More on that in a minute. Let’s take a look at an inGraph:
It may not look like much but this is traffic that “never should have been”, so to speak. Allow me to explain. For those unfamiliar with Voyager, it is currently in the process of being split into multiple different clusters. Each cluster will be responsible for handling the traffic for a particular pillar - a logical grouping according to a particular business function (roughly speaking). The Messaging pillar was the first such pillar to be split into its own cluster. In spite of the labelling on this inGraph, it actually represents Messaging traffic that has been directed to the “main” cluster (instead of the Messaging cluster). It’s not a lot of QPS…but it’s odd.
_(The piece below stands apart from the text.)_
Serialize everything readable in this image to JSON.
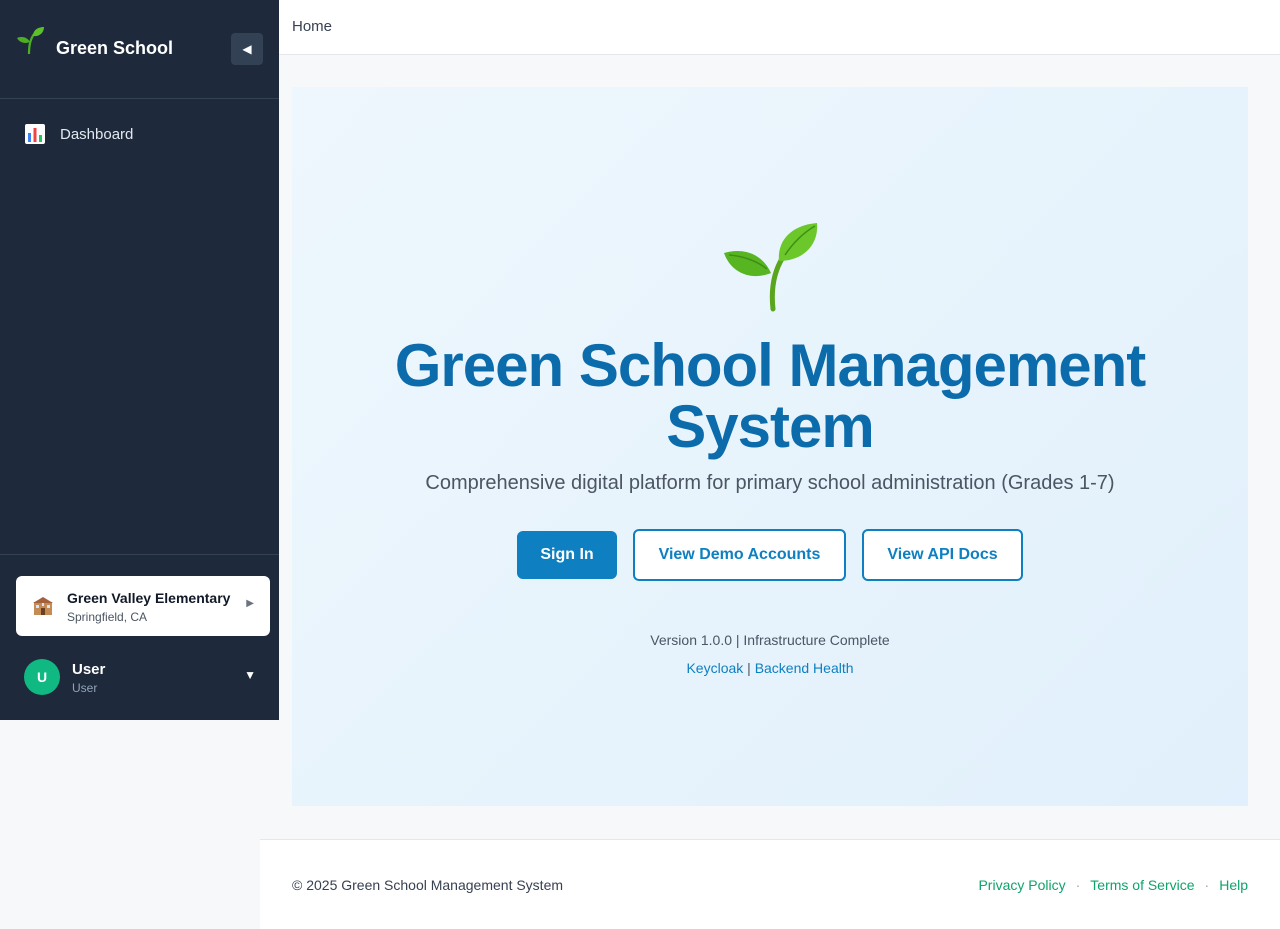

Well, let’s dig in a bit and de-aggregate:
Curiouser and curiouser. Sorting the metrics by Max, It would appear that this traffic is going to a single host - lva1-app16891. Doing a code search on that hostname reveals a range YAML file that specifies this particular host as a redliner host. Ah, now we’re getting somewhere. Redliner is controlled by lix…so what if we poke around a bit using the informed overlay to look for voyager-related redliner ramps? A bit of trial-and-error later and we come up with the Golden String: perf.redline.prod-lva1.voyager-api-frontend.
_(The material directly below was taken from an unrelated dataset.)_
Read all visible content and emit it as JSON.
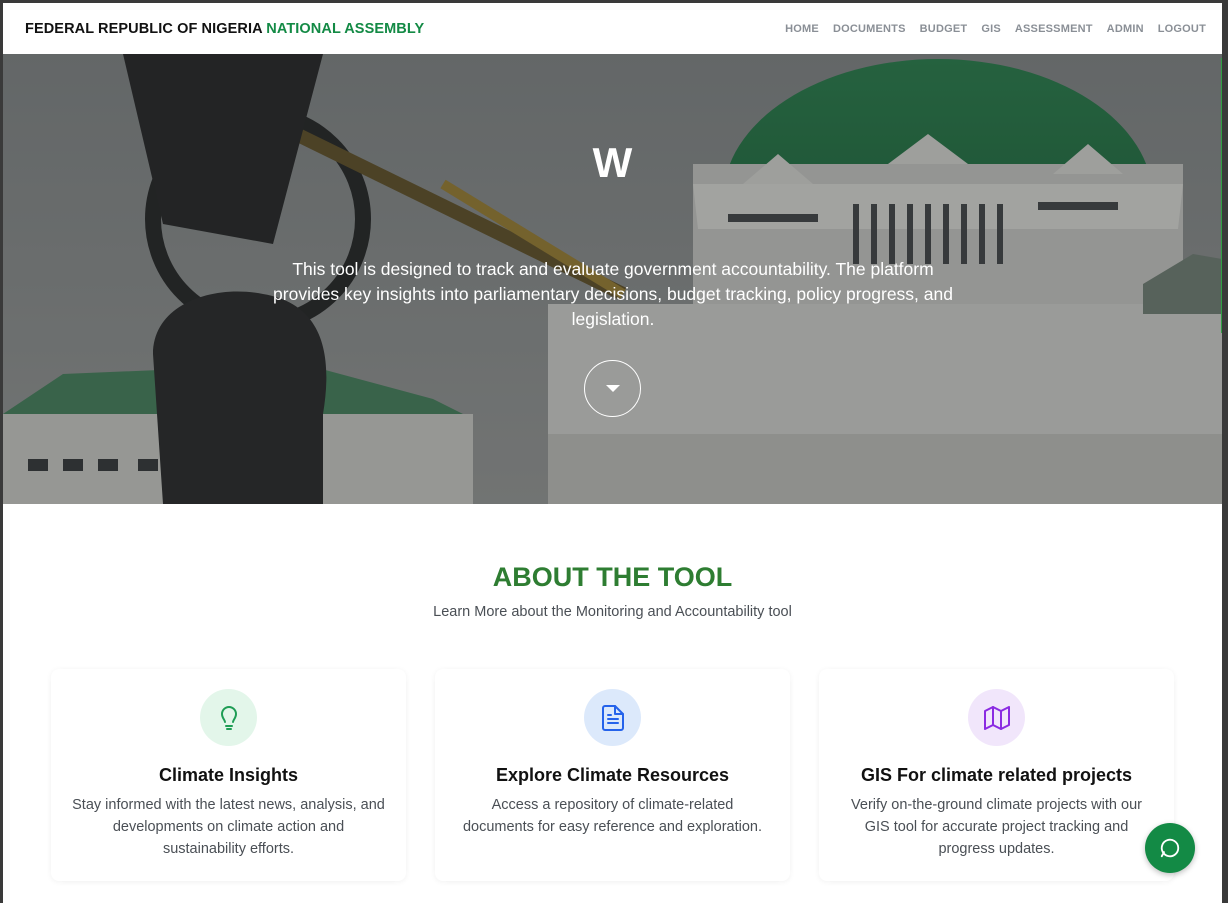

A-ha! Correlation does not imply causation…but that’s a pretty tight correlation to just be coincidence. (Quick tip: You can Ctrl-drag to get a modal with links to the actual messages in inFormed.) So it looks like there may be a bit of a bug in redliner that results in redline tests directing traffic to the wrong cluster. There needs to be some follow-up on why this happens, but yay! We’ve learned something that would’ve been otherwise very difficult to piece together
without the inFormed overlay feature.
Update: I’m not generally in the habit of updating posts after the fact, but _Nick Berry asks: “_What did you have set for source, keywords or regex filter string to get that result?” Good point, Nick - I talked about what I did, but now how I did it. Here’s a screenshot of the informed tab in the UI that I used to generate this result:
To address questions about specific fields:
What Topics? You will almost never need to fiddle with this. It’s siteops by default, and this is almost always the one you will want to use. What Sources? I generally leave this blank unless I have a very specific idea of what I’m looking for (for example, if I know the thing I want is a LIX). Leaving it blank will search all Sources, which is more often what I want when I’m investigating something and I’m not entirely sure what I’m looking for. What Keywords? You can see the keyword string I used in this example. It took me a few iterations of refining to get there - for instance, in this case I probably started with “realtime”, noticed some redliner runs and filtered on “redline”, etc. until I finally ended up with the specific lix key I was looking for. I’ve also filtered on things like “canary”, “ATS”, etc. Now, informed can be super-noisy (to see what I mean, try looking at the overlay without a keyword specified - it’s nuts), but generally with a bit of trial-and-error you can narrow it down quite nicely. What Regex? Honestly, I never ever use this. I don’t know exactly what it’s “filtering” but I have never been able to get it to give me any kind of good result. Keyword does what I want it to do, so I just use that.